Ripple
- Type: Online news and entertainment publication
- Editor-in-chief: Joseph Herbert
- Founded: 10 December 1957
- Relaunched: 20 September, 2025
- Headquarters: Attenborough Building
- City: Leicester
- Circulation: Student population
- Website: Official website

= Ripple (newspaper) =

University of Leicester, UK, student newspaper

Ripple is the student newspaper at the University of Leicester, England. The publication operates almost entirely online and covers local and university-centered news, arts, entertainment, lifestyle, fictional works and student opinion articles. Ripple was initially launched in 1957 and was later called Galaxy Press, Leicester Student Magazine, and Leicester Student News. Following a period of inactivity, the publication changed its name back to Ripple in September 2025.

Ripple has featured a wide range of interviews with high-profile figures throughout its history, from Robert Mugabe and Yasser Arafat to more recent public figures such as Aaron Porter, Peter Soulsby and Dr Alex George.

Ripple is run by a team of 6 committee members, who support a team of student writers.
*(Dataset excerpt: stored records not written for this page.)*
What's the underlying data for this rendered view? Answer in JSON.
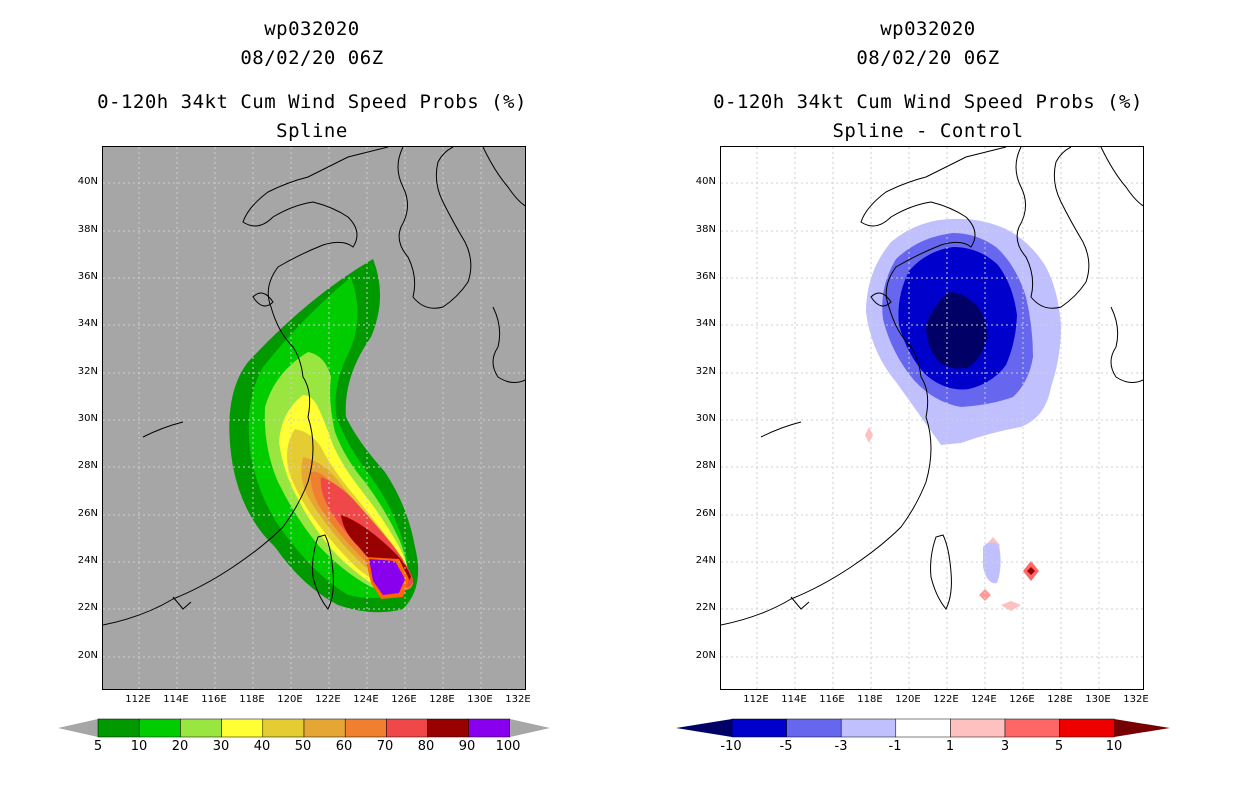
{
  "left": {
    "title1": "wp032020",
    "title2": "08/02/20 06Z",
    "title3": "0-120h 34kt Cum Wind Speed Probs (%)",
    "title4": "Spline",
    "colorbar": {
      "colors": [
        "#009900",
        "#00cc00",
        "#99e640",
        "#ffff33",
        "#e6cc33",
        "#e6a633",
        "#f08030",
        "#f04848",
        "#990000",
        "#8800ee"
      ],
      "labels": [
        "5",
        "10",
        "20",
        "30",
        "40",
        "50",
        "60",
        "70",
        "80",
        "90",
        "100"
      ]
    }
  },
  "right": {
    "title1": "wp032020",
    "title2": "08/02/20 06Z",
    "title3": "0-120h 34kt Cum Wind Speed Probs (%)",
    "title4": "Spline - Control",
    "colorbar": {
      "colors": [
        "#0000cc",
        "#6666ee",
        "#c0c0ff",
        "#ffffff",
        "#ffc0c0",
        "#ff6666",
        "#ee0000"
      ],
      "labels": [
        "-10",
        "-5",
        "-3",
        "-1",
        "1",
        "3",
        "5",
        "10"
      ]
    }
  },
  "axes": {
    "lat_labels": [
      "40N",
      "38N",
      "36N",
      "34N",
      "32N",
      "30N",
      "28N",
      "26N",
      "24N",
      "22N",
      "20N"
    ],
    "lon_labels": [
      "112E",
      "114E",
      "116E",
      "118E",
      "120E",
      "122E",
      "124E",
      "126E",
      "128E",
      "130E",
      "132E"
    ]
  }
}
The committee is elected by magazine members via the University of Leicester Students' Union and primarily oversees day-to-day operations, including external liaison, social media management, and student membership, while the internally elected committee seeks to offer guidance and support to student writers of varying experience and ability.

==History==
Ripple was founded by Malcolm Bradbury in 1957. Past editors include Brian Abbs (1957–58), Richard Swann (1971–72), Marc Heal (1983–84), Andrew Biswell (1993–94) and Aaron Porter (2005–06).

In October 2012, the publication launched a website for the first time, providing daily news updates and other content in addition to the print editions published each term. This website has since been taken offline.

In May 2013, students at the University of Leicester elected President Christopher Everett as the first President of Ripple. The newly created role of President was designed so that the future editor would no longer be concerned with both content and the day-to-day running of the publication, and is tasked with undertaking responsibilities such as developing strategic goals for Ripple, organising and leading the Ripple executive, communicating with the Students' Union, ensuring funding and distribution for Ripple, and organising extra-publicatory activities for the Ripples members.

In July 2020, the student publication was re-branded to Leicester Student Magazine by Zainab Bikar and Ella Johnson, following a period of society inactivity, with a notable shift into digital publication and increased social media presence. Recent recognition includes receiving the 2021 Highly Commended Newcomer Publication accolade within the Midlands by the Student Publication Association, and a host of short-listings in the national awards.

Following a period of inactivity, the publication changed its name back to Ripple in September 2025. During this time the publication invested into social media and committed to relaunching a website and print newspaper, as well as begin to implement triannual print editions with a circulation of 1,000 copies each.

==In the news==
In early 2006, the BBC revealed that the word "moony" was first used in print by The Ripple as part of the slang used during the 1987 RAG week, and led to the Oxford English Dictionary attributing the paper as the source of the word. This was followed by a feature on The Ripple as part of the BBC show Balderdash and Piffle, screened on Easter Sunday, 16 April 2006. First verbal use of "pulling a moony" is attributed to Mr. C. Bluementhal of the Leicester University Sailing Team during the 1984 BUSA sailing championship at Oxford Sailing Club.

The Ripple received national press attention again in November 2006 after speaking out against an attempt by the National Union of Students to restrict sales of several lad mags in the students' union shop.